This text is a compendium of neurosurgical approaches to the management of moyamoya vasculopathy. It consists of 23 multi-authored chapters that cover surgical considerations ranging from anesthetic management and the more commonly used procedures, such as cerebral bypass and indirect revascularizations, to the more rarely used and more “exotic” ones, such as omental transposition and occipital artery to middle cerebral artery anastomosis. Virtually all of the chapters are co-authored by senior figures in the field of vascular neurosurgery.

The editor, and co-author of 5 of the book’s chapters, Peter Vajkoczy, has taken an interesting approach to the topic: he has asked each set of authors to approach their subjects from the perspective of a “SWOT” analysis—giving their procedure’s strengths, weaknesses, opportunities, and threats (presumably meaning threats to the approach’s continued usefulness and viability).
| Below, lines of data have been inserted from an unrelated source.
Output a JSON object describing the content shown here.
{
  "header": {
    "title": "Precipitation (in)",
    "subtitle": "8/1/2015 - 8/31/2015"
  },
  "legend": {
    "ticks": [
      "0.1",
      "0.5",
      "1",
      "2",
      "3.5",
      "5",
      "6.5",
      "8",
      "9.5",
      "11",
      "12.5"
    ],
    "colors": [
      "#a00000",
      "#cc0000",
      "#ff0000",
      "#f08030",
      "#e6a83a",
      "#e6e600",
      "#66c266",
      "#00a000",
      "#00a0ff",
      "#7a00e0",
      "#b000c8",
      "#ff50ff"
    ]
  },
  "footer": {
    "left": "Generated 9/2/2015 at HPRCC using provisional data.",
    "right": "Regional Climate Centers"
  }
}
Each set of authors must have struggled to make a statement or two that was relevant to their topic’s “opportunities” and “threats”—but this editorial ploy does lead to a similarity of chapter organization that many readers will welcome. Sections in each chapter are also allocated to rescue strategies and tips and pearls, which also provide some very helpful pointers for neurosurgeons of all degrees of experience as they manage these often difficult patients. Unfortunately, Thieme has cluttered the chapter index of the book by independently listing each of these repetitive sub-headings, and a simpler chapter listing would have sufficed given the similar structure of each one.
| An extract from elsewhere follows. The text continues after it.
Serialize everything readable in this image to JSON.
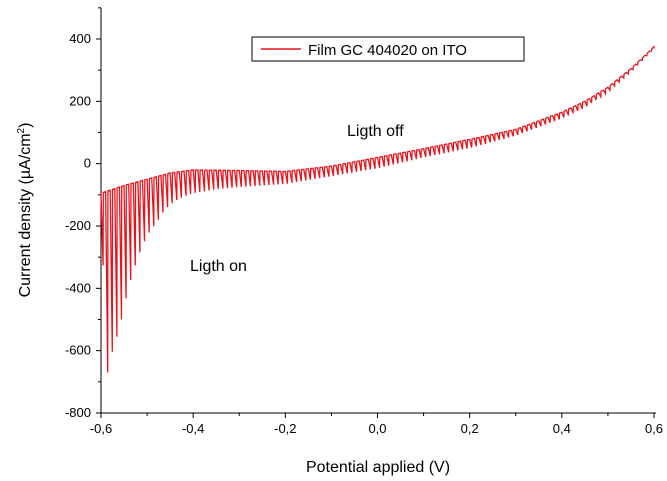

The book has the advantages and disadvantages of any multi-authored text. The quality of the illustrations in the print version is quite uneven. They are also duplicative and sometimes too numerous in each chapter to clearly convey the points the authors are trying to make. The reddish cast of many of the operative photos in the print edition makes differentiation of anatomic structures difficult. The eBook is a significant advance in this respect, with the color quality and definition of the images much improved in this format, with magnification easily done by the reader when required. Personal prejudices of the authors are presented as dogma, as for example, the statement that intravenous anesthesia is preferable to inhalational agents in moyamoya patients and that arterial lines for monitoring blood pressure might be “considered,” when many consider them mandatory. “Do not use staples to apply drapes,” states one authority in the text, and hopefully, readers recognize that there are perhaps opposite and equally valid opinions on some of these matters. Nevertheless, even this seasoned vascular pediatric neurosurgeon learned some new technical tricks from the authors of this text. I was, however, sorry to see that some of my favorite procedures, including pial synangiosis, and various rescue procedures for anterior cerebral artery territory ischemia, such as modified dural inversions and galeal and periosteal inversion, were given short shrift or not mentioned at all.

This text certainly fulfills the objective of its editor, “… to create an instructive manual for neurosurgeons with a step-by-step guide to the surgical techniques” for moyamoya vasculopathy. Neurosurgeons at all levels of expertise will benefit from its perusal.